Likewise, China also toned down its criticism of US insistence on a multilateral solution and got itself involved in North Korea's internal affairs in a very subtle way.
Many experts have speculated about why the defiant regime in Pyongyang is suddenly becoming more conciliatory on the issue of negotiation with the US. One of the most obvious reasons appears to be that the US is expected to end its successful military campaign in Iraq soon.
The administration of US President George W. Bush is determined to go after those nations that it has described as the "axis of evil." North Korea, along with Iraq and Iran, were the countries pinpointed by Bush as having weapons of mass destruction and of having clandestinely supported terrorism.
Former Iraqi president Saddam Hussein's insistence of having no weapons of mass destruction was no escape from his eventual toppling by the US-led allied forces.
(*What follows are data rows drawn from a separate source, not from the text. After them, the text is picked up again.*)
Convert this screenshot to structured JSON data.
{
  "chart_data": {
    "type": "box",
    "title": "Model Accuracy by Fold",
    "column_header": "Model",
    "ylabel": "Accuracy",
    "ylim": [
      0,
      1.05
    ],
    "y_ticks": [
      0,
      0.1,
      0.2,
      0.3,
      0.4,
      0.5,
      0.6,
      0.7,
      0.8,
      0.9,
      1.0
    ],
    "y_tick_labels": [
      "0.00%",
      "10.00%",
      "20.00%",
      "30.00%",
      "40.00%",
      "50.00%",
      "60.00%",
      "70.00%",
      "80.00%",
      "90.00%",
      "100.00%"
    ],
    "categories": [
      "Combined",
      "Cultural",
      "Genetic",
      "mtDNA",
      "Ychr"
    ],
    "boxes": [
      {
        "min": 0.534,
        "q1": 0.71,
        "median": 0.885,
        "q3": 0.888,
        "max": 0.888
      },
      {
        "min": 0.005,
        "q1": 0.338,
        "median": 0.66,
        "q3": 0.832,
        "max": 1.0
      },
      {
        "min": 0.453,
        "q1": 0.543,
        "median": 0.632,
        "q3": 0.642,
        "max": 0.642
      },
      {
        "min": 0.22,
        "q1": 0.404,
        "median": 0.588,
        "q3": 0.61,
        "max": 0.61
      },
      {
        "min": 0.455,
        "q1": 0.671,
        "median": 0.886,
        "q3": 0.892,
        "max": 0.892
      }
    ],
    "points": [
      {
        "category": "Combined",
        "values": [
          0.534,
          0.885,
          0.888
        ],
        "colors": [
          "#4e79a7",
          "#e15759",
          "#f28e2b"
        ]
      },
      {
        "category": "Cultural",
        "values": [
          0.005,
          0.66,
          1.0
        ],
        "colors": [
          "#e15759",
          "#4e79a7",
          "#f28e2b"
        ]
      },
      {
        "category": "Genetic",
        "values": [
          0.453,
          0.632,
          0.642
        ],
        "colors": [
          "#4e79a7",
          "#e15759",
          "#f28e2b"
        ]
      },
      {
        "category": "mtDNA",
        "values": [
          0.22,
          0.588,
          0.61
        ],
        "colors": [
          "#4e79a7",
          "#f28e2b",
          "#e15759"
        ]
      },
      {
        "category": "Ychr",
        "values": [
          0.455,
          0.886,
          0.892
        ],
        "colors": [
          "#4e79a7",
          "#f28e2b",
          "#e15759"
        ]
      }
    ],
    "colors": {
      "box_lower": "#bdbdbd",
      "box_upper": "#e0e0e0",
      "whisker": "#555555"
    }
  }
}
Kim Jong-iI of North Korea must have learned the Iraqi lesson and can foresee his destiny if tensions with the US continue, having risen over his regime's ambiguous admission of restarting its nuclear weapons program.
From the statements issued by the North Korean government, one can see that that nation's leaders are very concerned about the sustainability of their regime and the likelihood of their being the next target of America's preemptive strike policy.
It is not without reason that China is serving as the host of the ongoing trilateral negotiations between the US, China and North Korea in Beijing. In spite of China's opposition to the use of force to disarm Iraq, the country has taken a low-profile approach on the Iraq issue and has tried to avoid conflict with the US. China insisted that the Iraq issue should be resolved by diplomatic means under the UN framework.
Nonetheless, China could do little to prevent the US from using the forces against Iraq, especially given the fact that China gets capital, advanced technology and an export market from the US.
A nuclearized North Korea does not serve China's strategic interest. Pyongyang's alleged nuclear weapons program has generated unwanted tensions in Northeast Asia. As continuous economic development and growth is the top policy for the new Chinese leadership, diplomatic bickering or even military conflict with the US due to North Korea's nuclear ambitions must be the last thing that Beijing wants.